In summary, patterns of diversity around genic substitutions and of highly differentiated alleles are inconsistent with the expectation for frequent classic sweeps, but could result, at least in part, from background selection. Thus, while some substitutions in proteins and regulatory positions undoubtedly involved classic sweeps, they were too infrequent within the last 250,000 years to have had discernible effects on genomic diversity.

This conclusion does not imply that humans have experienced few phenotypic adaptations, or that adaptations have not shaped genomic patterns of diversity. Comparisons of diversity and divergence levels at putatively functional versus neutral sites, for example, suggest that 10–15% (and possibly as many as 40% (29)) of amino acid differences between humans and chimpanzees were adaptive (e.g., (30)) as were 5% of substitutions in conserved non-coding regions (22, 29) and ~20% in UTRs (22). Given the paucity of classic sweeps revealed by our findings, an excess of functional divergence would point to the importance of other modes of adaptation. One way to categorize modes of adaptation is in terms of their effect on the allele frequencies at sites that affect the beneficial phenotype. In this view, classic sweeps bring new alleles to fixation; selection on standing variation or on multiple beneficial alleles brings rare or intermediate frequency alleles to fixation; and other forms of adaptation, such as selection on polygenic traits, increase or decrease allele frequencies to a lesser extent. Such changes in allele frequencies can decrease variation at closely linked sites - to a lesser extent than in a full sweep - and might therefore contribute to a reduction in diversity near functional elements (31), as well as to excess divergence. Alternatives to classic sweeps are likely for parameters applicable to human populations (7, 32); in particular, many phenotypes of interest are quantitative, and plausibly result from selection at many loci of small effect (8).

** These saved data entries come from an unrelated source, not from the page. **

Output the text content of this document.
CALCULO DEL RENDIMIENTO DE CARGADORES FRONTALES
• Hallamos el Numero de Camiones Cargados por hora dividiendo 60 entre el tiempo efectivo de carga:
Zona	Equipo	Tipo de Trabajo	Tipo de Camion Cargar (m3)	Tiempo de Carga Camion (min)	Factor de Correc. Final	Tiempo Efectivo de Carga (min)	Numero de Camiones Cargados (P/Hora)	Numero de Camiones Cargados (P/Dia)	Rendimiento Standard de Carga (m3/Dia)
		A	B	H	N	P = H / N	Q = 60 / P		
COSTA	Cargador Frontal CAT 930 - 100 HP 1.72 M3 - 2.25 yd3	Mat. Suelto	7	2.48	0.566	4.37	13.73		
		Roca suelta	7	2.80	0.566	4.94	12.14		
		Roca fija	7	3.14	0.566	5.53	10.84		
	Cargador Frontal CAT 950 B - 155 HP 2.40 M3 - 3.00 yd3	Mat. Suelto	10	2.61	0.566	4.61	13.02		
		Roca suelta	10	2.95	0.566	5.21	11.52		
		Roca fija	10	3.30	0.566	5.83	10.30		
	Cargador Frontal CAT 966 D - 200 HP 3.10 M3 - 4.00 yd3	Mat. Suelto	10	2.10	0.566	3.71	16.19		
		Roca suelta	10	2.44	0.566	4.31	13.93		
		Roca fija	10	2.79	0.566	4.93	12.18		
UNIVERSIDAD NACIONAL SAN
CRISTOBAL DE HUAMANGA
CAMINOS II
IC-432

An important implication is that in the search for targets of human adaptation, a change in focus is warranted. To date, selection scans have relied almost entirely on the sweep model, either explicitly by considering strict neutrality as the null hypothesis and a classic sweep as the alternative or implicitly, by ranking regions by a statistic thought to be sensitive to classic sweeps and focusing on the tails of the empirical distribution. It appears that few adaptations in humans took the form that these approaches are designed to detect, suggesting that low hanging fruits accessible by existing approaches may be largely depleted. Conversely, the more common modes of adaptation likely remain undetected. Thus, in order to dissect the genetic basis of human adaptations and assess what fraction of the genome was affected by positive selection, we need new tests to detect other modes of selection, such as comparisons between closely related populations that have adapted to drastically different environments (e.g., (33)) or methods that consider loci that contribute to the same phenotype jointly (e.g., (34)). Moreover, if alleles that contribute to recent adaptations are often polymorphic within a population, genome-wide association studies should be highly informative.